Through her six decades of life, she endured a harrowing exodus from her homeland in Myanmar while pregnant with her only child, followed by 15 years in a refugee camp. She and her daughter, San Twin, managed to forge new lives in the United States.
But she could not survive her job inside a slaughterhouse run by the world’s largest meat processing company, JBS. She died last year, one of six people who succumbed to COVID-19 while working at a plant in Greeley.
In crucial ways, much has changed for workers inside the long, low-slung slaughterhouse in this city of roughly 100,000 people on the high plains of northern Colorado. In a new contract secured last summer, the union gained substantial raises from JBS, the Brazilian conglomerate that owns the plant. Colorado passed legislation mandating paid sick leave after the state shut the plant for more than a week last year.
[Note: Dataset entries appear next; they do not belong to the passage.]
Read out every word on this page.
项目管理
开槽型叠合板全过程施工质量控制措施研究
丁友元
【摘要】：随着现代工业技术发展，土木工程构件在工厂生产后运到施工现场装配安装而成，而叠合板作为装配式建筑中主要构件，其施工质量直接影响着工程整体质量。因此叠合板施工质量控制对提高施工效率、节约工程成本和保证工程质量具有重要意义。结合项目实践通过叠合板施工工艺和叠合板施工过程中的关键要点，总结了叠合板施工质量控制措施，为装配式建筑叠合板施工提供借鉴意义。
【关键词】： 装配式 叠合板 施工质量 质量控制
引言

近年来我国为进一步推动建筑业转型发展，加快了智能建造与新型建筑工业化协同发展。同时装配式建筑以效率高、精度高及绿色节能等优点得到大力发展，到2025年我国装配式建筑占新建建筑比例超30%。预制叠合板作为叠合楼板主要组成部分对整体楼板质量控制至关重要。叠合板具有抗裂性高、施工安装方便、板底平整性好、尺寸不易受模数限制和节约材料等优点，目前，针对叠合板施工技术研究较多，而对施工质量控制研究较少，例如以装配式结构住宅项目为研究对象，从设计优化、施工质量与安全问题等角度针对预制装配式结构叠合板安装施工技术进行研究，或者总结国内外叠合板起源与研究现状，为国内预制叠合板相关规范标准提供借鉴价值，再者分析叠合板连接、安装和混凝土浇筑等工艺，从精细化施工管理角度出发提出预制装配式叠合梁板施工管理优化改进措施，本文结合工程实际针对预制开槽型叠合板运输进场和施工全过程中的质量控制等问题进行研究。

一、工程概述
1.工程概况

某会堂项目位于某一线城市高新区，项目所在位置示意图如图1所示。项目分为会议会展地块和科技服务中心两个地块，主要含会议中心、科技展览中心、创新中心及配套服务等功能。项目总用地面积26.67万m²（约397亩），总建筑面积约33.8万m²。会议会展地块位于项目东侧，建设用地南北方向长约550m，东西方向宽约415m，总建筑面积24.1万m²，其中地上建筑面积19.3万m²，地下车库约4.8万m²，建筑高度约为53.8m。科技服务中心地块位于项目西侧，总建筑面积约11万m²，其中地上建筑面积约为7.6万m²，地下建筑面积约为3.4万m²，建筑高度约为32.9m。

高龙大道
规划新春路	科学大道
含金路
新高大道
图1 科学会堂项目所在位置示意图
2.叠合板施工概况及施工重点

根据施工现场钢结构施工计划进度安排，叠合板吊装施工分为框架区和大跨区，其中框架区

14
Inside the slaughterhouse, dividers and partitions have been installed to help maintain social distancing.
But workers complain that many of the changes have been aimed at managing perceptions, while stubborn problems remain: not enough distance between people stationed at some parts of the assembly line, inadequate stocks of hand sanitizer and subtle pressure to come to work even when they are ill.
“It gets thrown in our faces if we’re sick,” said Mariel Pastrana, 23, who has worked at the plant for nearly three years, and whose wages jumped from about $18 an hour to more than $26 under the new contract. “They keep saying, ‘Production is slow; demand is going up.’ ”
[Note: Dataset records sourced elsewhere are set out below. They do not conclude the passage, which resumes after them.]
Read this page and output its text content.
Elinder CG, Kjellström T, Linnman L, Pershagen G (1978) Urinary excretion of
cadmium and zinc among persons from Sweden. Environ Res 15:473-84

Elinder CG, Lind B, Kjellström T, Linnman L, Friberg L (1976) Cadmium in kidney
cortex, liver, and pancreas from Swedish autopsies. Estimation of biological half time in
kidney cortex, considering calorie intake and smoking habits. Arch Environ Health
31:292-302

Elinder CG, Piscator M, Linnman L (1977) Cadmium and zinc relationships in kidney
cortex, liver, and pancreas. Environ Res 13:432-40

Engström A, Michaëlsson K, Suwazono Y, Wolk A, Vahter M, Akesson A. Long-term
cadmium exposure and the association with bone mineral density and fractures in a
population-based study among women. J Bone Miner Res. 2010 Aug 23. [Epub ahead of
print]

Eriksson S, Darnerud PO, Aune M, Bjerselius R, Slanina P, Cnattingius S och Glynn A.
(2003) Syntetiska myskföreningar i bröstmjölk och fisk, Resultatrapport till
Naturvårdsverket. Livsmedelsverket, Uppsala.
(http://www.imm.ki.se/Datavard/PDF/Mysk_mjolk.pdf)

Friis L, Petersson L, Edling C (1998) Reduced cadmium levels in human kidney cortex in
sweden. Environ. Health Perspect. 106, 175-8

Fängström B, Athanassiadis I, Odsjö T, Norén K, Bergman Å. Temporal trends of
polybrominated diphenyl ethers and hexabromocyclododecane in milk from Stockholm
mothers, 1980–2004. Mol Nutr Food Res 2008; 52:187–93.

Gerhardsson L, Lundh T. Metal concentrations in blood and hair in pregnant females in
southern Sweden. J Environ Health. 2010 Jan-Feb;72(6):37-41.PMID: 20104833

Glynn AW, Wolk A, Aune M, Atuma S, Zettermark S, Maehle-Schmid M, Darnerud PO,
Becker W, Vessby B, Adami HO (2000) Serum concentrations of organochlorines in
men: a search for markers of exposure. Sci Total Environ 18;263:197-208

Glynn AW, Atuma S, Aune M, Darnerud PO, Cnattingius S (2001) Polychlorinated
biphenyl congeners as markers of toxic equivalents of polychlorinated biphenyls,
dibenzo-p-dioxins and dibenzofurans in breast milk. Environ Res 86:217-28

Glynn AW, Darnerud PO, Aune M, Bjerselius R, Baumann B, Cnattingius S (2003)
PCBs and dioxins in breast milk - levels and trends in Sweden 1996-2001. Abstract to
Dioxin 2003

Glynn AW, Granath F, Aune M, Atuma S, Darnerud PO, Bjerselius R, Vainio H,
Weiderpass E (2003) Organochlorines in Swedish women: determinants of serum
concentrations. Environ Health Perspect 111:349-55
A spokeswoman for JBS, Nikki Richardson, disputed that characterization.
“Our focus throughout the global pandemic has been, and continues to be, to protect our team members from the virus and do everything possible to keep it out of our facilities,” she wrote in an emailed statement.
The Greeley plant, which paid $2,100 bonuses to workers who got the coronavirus shots, has achieved an 80 percent rate of vaccination, Richardson added. The facility has increased wages more than 50 percent over the past five years.
The experiences of workers at the plant reflect the lopsided apportionment of risk and reward within the business of turning cattle into beef.
The four largest meatpackers — including JBS — have collectively paid out more than $3 billion in dividends to shareholders since the beginning of the pandemic, according to a recent analysis from the White House.
At the same time, many cattle ranchers are going broke. People who work in slaughterhouses — among them immigrants from Latin America, Asia and Africa — say they still face a grim choice between their safety and their livelihoods.
“People are scared,” said Anthony Martinez, 52, a father of six who has worked at the slaughterhouse for more than three years. “We are putting our lives on the line.”